The streetcar rumbled on for a few moments before either one of them spoke.

“But you stayed here,” Violet said.

“I wanted to get back what had been taken from me. For a very short while I had been treated like a queen. It’s intoxicating to be treated like you’re a rare gem. There’s no other feeling in the world like it. I tried for a couple of years to get another agent and another part in a movie. It was . . . It was not a great time for me. And I’ll just leave it at that.” Audrey shook her head as if to dislodge a cobweb that had fallen onto her. “Then my sweet Aunt Jo got sick and died. She left me the bungalow, so it was even easier to just stay. By this time I’d figured out that I wasn’t getting anywhere with my career and I was going to have to do something different. I decided to get a job at a studio, so that I could be visible to all those men who had the power to change my life. Those people all have secretaries. And they are all fiercely dependent on their secretaries. So I taught myself typing and stenography and got a job at MGM, and then when Mr. Selznick left MGM to start his own studio, I came with him.”

“And?” Violet said.

“And what?”

“Has it worked? Being around all those studio people?”

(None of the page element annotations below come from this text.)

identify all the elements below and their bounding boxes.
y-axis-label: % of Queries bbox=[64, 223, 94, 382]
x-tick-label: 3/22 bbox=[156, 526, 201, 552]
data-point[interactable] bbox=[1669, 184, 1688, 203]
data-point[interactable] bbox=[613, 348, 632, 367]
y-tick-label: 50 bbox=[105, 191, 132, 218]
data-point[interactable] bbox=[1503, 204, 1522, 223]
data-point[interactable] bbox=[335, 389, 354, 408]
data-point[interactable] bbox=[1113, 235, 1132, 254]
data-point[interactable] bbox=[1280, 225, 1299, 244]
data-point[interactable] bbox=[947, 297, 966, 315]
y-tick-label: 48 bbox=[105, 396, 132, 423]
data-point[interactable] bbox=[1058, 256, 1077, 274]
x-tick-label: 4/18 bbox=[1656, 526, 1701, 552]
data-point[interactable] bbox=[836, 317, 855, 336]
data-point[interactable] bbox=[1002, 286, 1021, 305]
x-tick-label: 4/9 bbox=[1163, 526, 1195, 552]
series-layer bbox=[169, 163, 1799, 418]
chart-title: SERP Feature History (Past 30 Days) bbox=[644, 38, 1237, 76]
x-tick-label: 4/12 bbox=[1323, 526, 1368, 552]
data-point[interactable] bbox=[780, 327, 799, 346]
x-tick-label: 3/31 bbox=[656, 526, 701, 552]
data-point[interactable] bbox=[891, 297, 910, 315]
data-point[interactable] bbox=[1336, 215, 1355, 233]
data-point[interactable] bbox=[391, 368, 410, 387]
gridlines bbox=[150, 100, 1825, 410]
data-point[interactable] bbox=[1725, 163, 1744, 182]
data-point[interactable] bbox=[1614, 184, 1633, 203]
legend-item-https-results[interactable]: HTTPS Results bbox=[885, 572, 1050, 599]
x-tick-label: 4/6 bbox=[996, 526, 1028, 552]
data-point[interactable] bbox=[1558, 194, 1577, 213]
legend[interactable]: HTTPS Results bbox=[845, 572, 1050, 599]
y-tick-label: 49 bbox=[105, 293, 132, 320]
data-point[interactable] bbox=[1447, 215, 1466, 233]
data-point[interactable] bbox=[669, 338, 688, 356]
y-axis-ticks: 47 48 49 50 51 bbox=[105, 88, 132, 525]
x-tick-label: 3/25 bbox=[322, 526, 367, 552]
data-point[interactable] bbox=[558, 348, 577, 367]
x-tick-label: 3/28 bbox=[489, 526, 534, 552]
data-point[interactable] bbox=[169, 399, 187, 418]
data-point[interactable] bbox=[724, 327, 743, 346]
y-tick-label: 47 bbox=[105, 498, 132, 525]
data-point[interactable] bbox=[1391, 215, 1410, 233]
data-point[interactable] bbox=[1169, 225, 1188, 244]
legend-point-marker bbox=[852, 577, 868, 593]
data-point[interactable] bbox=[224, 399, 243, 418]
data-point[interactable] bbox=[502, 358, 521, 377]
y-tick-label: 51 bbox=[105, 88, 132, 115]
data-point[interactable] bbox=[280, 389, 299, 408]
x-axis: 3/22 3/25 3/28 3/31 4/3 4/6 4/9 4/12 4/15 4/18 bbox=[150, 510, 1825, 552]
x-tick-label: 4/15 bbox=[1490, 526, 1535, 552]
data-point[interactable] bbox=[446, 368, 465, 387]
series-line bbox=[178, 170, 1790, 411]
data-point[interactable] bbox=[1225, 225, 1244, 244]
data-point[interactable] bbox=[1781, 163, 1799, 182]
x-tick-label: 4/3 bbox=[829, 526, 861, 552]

Audrey frowned slightly. “You mean, is it working?”

The streetcar squealed to a stop and a host of passengers jostled around them as they got off.

“I guess.”

“Of course it’s working. Do you think I would still be there if I didn’t think it was?”

Violet wished she hadn’t asked. Words escaped her as she wondered if she had just blown her chance of rooming with this woman. And she liked Audrey. Something about her made Violet think old hopes could be given new shapes.

Audrey looked intently into Violet’s eyes. “You don’t just throw in the towel after a couple years here. This is not the kind of town to be in if you’re going to give up easily.”

Violet felt her face bloom crimson. “Sorry. I didn’t mean to insinuate—”

“No, I know what you meant. You want to know if working as a studio secretary for the past seven years has paid off for me. You’re thinking it should have by now.”

“No, I just—”

“And I want you to know that you can’t give in too soon here. You have to be smart. Clever. Patient. Do you hear what I’m saying?”

Violet nodded in assent even though she wasn’t sure what she was saying yes to.

Audrey took Violet’s hand and squeezed it. “Don’t forget I told you this. This is the city where everything is possible if you are patient. Don’t forget it.”

She sounded like a wise old sage giving counsel to a pilgrim preparing to embark on a difficult and harrowing journey.

“I won’t,” Violet said, and she knew she would not.

The streetcar lurched forward toward the foothills and the Hollywoodland sign as the first two stars of the night sky pierced the lavender horizon.